’We’ll be transparent’: Fort Mill schools join Rock Hill with real time COVID numbers
Fort Mill is the next area school district to venture into real time public data on how widespread COVID-19 is in its public schools.
The Fort Mill School District now has an online dashboard that shows how many students and staff members tested positive for the coronavirus. It also shows how many cases there are in quarantine. The listing mirrors what the Rock Hill School District created last week, just ahead of the first full day of school there.
The online COVID-19 listing for Fort Mill went live on Friday. It shows three student and four staff positive tests. Earlier in the week, the school board talked of heightened in interest in the school community about coronavirus and a desire to reduce misinformation.
“We’ve had a lot of questions from parents about, ‘I heard there was a case here or there and I didn’t see anything,’” said superintendent Chuck Epps.
Like the Rock Hill dashboard, the Fort Mill version will differ from data now put out twice weekly from the state Department of Health and Environmental Control. Epps said the task in Fort Mill is to have the most accurate, local information, the quickest.
“We’ll be transparent as far as we’re concerned,” he said.
Why are there two sets of COVID school numbers?

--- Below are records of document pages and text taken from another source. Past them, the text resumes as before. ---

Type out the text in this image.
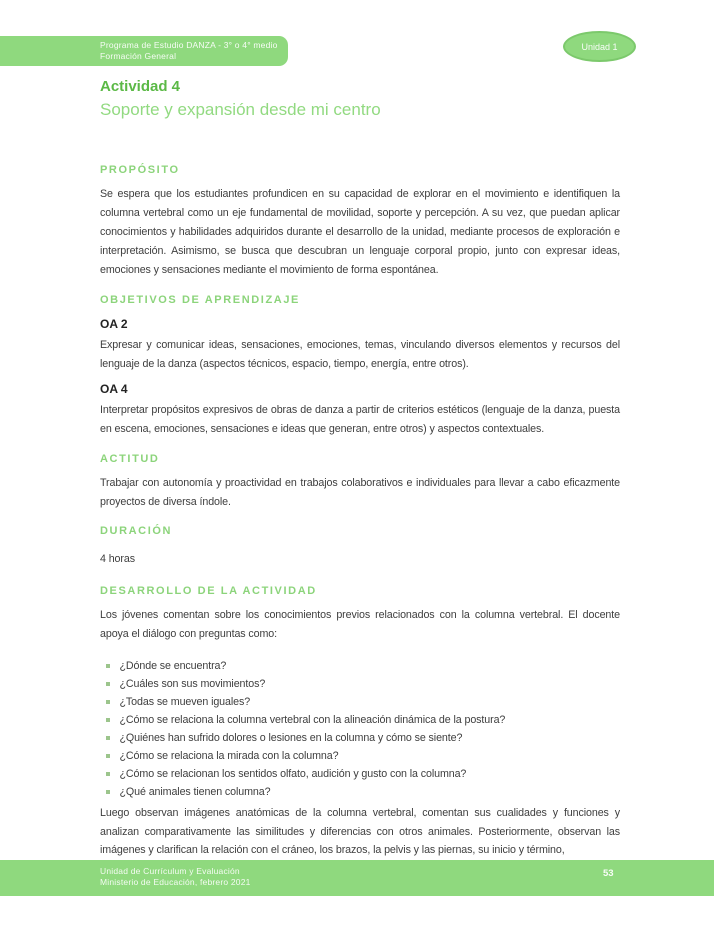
Programa de Estudio DANZA - 3° o 4° medio
Formación General
Unidad 1
Actividad 4
Soporte y expansión desde mi centro
PROPÓSITO
Se espera que los estudiantes profundicen en su capacidad de explorar en el movimiento e identifiquen la columna vertebral como un eje fundamental de movilidad, soporte y percepción. A su vez, que puedan aplicar conocimientos y habilidades adquiridos durante el desarrollo de la unidad, mediante procesos de exploración e interpretación. Asimismo, se busca que descubran un lenguaje corporal propio, junto con expresar ideas, emociones y sensaciones mediante el movimiento de forma espontánea.
OBJETIVOS DE APRENDIZAJE
OA 2
Expresar y comunicar ideas, sensaciones, emociones, temas, vinculando diversos elementos y recursos del lenguaje de la danza (aspectos técnicos, espacio, tiempo, energía, entre otros).
OA 4
Interpretar propósitos expresivos de obras de danza a partir de criterios estéticos (lenguaje de la danza, puesta en escena, emociones, sensaciones e ideas que generan, entre otros) y aspectos contextuales.
ACTITUD
Trabajar con autonomía y proactividad en trabajos colaborativos e individuales para llevar a cabo eficazmente proyectos de diversa índole.
DURACIÓN
4 horas
DESARROLLO DE LA ACTIVIDAD
Los jóvenes comentan sobre los conocimientos previos relacionados con la columna vertebral. El docente apoya el diálogo con preguntas como:
¿Dónde se encuentra?
¿Cuáles son sus movimientos?
¿Todas se mueven iguales?
¿Cómo se relaciona la columna vertebral con la alineación dinámica de la postura?
¿Quiénes han sufrido dolores o lesiones en la columna y cómo se siente?
¿Cómo se relaciona la mirada con la columna?
¿Cómo se relacionan los sentidos olfato, audición y gusto con la columna?
¿Qué animales tienen columna?
Luego observan imágenes anatómicas de la columna vertebral, comentan sus cualidades y funciones y analizan comparativamente las similitudes y diferencias con otros animales. Posteriormente, observan las imágenes y clarifican la relación con el cráneo, los brazos, la pelvis y las piernas, su inicio y término,
Unidad de Currículum y Evaluación
Ministerio de Educación, febrero 2021
53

On Tuesday and Friday of each week, DHEC updates statewide figures on schools. Those figures involve positive COVID-19 cases for students and staff at public, private and charter schools.
The Fort Mill and Rock Hill dashboard data will be more extensive, since they also include isolation and quarantine figures.
Quarantine means a student or staff member may have been exposed to coronavirus, or is a recent close contact of someone who tested positive. Isolation means there are symptoms, or someone doesn’t have symptoms but did test positive for the virus that leads to COVID-19.
“We’re going to be clearing up a lot of that,” Epps said. “That’s where all the confusion with the parents is coming on those two, the definition of those terms.”
Another reason the state and local numbers may differ is lag time. The state updates two days a week, and a positive test from late Monday may not show up on the Tuesday report. The local dashboards update as cases arise. Epps said the state has a major challenge as it keeps track of and updates every school in the state. Fort Mill can focus instead on its own figures.
“The challenge with their report is, we call them every day,” Epps said. “We give them our numbers. We don’t know how long it’s going to take them to get up to snuff to make theirs completely accurate across the state.”
There could be reporting discrepancies between the formats too. Days after DHEC released data that shows at least one positive case at Oakdale Elementary School in Rock Hill, for instance, the Rock Hill dashboard doesn’t list a positive case there.
DHEC data comes from schools but also can come from doctor’s offices or test events. It could include a student who participates in a virtual academy at a district and wouldn’t be on the local dashboard since virtual students aren’t included there.
Leaders in both Fort Mill and Rock Hill say the local dashboards give the clearest picture available for virus spread in their schools.
“While there is no reason to believe the DHEC data set is not accurate, the information on our dashboard is updated daily,” said Mychal Frost, public information officer for the Rock Hill district.
Still another difference in the data will become evident in time.
“It’ll be a real time look at who’s quarantined, who’s isolated,” Epps said. “Now people will go on and off of that list when they come out of quarantine.”
The DHEC figures will be cumulative.
School district responsibility with COVID
For school districts, reporting coronavirus cases is just part of the task. The Fort Mill school board spoke at length this week on new duties for schools related to the virus. There are protocols for when parents receive word of positive tests, quarantine or isolation scenarios based on how close a contact their students are.
When students are close contacts, parents will know within 24 hours and typically before the next school day begins.
“As soon as (schools) know them, those letters are going out,” said Grey Young, executive director of students services for the district. “Especially for the classroom contacts, because we know who’s in the classroom.”
Districts perform contact tracing to determine what students outside the classroom, like participants on a sports team, may need notification. Students or staff could contract the virus at school, or they could contract it elsewhere and bring it into the school setting.
“Our responsibility is when one occurs in a school setting, whether it’s a family member or an actual student or employee, to then do our own internal contact tracing and notification,” said board Chairwoman Kristy Spears.
Board members want as clear a picture as possible with COVID-19 data, but they don’t want to alarm. It’s important, members said, for people to understand what figures mean for quarantine.
“It’s just incredibly important to understand that these people are not diagnosed with it,” said board member Tom Audette. “They’re not currently sick.”
As of Friday morning the DHEC data didn’t show any positive cases within the Fort Mill school district. DHEC planned a new release Friday afternoon.